The recent decision in Madhani v. Fast[1] addressed electronic wills and the validation of improperly executed wills, two novel and developing areas of the law. The Deceased died on November 10, 2023, leaving a will executed in 2021. However, in late 2022, the Deceased retained a lawyer to update his will. By October 2023, a final draft was ready, but the Deceased died on the morning of the day he was supposed to sign.
The executor of the 2021 Will made an Application to the Court to validate the 2023 Will under section 21.1 of the Succession Law Reform Act[2], which allows a Judge to approve an improperly executed testamentary document if satisfied that it reflects the final intentions of the Deceased. Upon analysis of the evidence, Justice Sanfilippo identified two obstacles to validating the 2023 will.
First, because the will was still in draft form and never printed, it qualifies as an “electronic document,” subject to the Electronic Commerce Act.[3] Although this Act does allow for the recognition of certain electronic documents and signatures, s. 31 explicitly disqualifies testamentary documents. In short, electronic wills are presently not valid in Ontario.

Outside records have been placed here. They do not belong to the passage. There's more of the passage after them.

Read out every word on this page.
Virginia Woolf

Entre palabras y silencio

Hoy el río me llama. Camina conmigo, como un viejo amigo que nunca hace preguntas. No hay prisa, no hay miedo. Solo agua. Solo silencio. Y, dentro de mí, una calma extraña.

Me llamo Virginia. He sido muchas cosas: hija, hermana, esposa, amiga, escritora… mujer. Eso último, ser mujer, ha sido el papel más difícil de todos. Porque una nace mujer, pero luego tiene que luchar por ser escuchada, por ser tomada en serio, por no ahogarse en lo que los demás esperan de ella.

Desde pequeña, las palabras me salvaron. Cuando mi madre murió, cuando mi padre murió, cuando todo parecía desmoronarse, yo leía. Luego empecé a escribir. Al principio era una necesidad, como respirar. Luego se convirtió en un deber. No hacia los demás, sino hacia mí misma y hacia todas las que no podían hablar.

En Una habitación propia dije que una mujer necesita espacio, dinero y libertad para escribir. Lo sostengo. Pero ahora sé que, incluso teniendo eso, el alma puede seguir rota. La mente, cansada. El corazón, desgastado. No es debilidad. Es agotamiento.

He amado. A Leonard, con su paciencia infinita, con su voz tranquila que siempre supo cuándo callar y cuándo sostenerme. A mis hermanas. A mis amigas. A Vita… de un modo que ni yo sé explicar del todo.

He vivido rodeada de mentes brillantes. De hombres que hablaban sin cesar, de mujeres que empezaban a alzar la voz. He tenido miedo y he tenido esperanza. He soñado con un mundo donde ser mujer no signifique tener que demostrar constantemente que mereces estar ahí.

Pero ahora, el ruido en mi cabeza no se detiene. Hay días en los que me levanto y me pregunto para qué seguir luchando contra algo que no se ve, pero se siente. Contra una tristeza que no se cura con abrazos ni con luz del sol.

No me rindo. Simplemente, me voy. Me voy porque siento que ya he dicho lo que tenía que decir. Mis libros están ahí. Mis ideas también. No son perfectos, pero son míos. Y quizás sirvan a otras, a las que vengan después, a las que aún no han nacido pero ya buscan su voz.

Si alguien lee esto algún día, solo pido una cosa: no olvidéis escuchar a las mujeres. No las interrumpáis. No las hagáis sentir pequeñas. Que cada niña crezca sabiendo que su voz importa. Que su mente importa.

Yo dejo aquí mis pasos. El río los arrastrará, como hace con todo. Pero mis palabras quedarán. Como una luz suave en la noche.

Second, His Honour concluded that because the lawyer had been previously communicating with the Deceased through his niece, there was insufficient evidence that the Deceased had reviewed and approved the final draft will. Thus, the Court ruled that it would not exercise its power to validate the 2023 Will. Perhaps this is a cautionary tale about not waiting too long to finalize your will and to be more direct in communicating with your lawyer when doing so.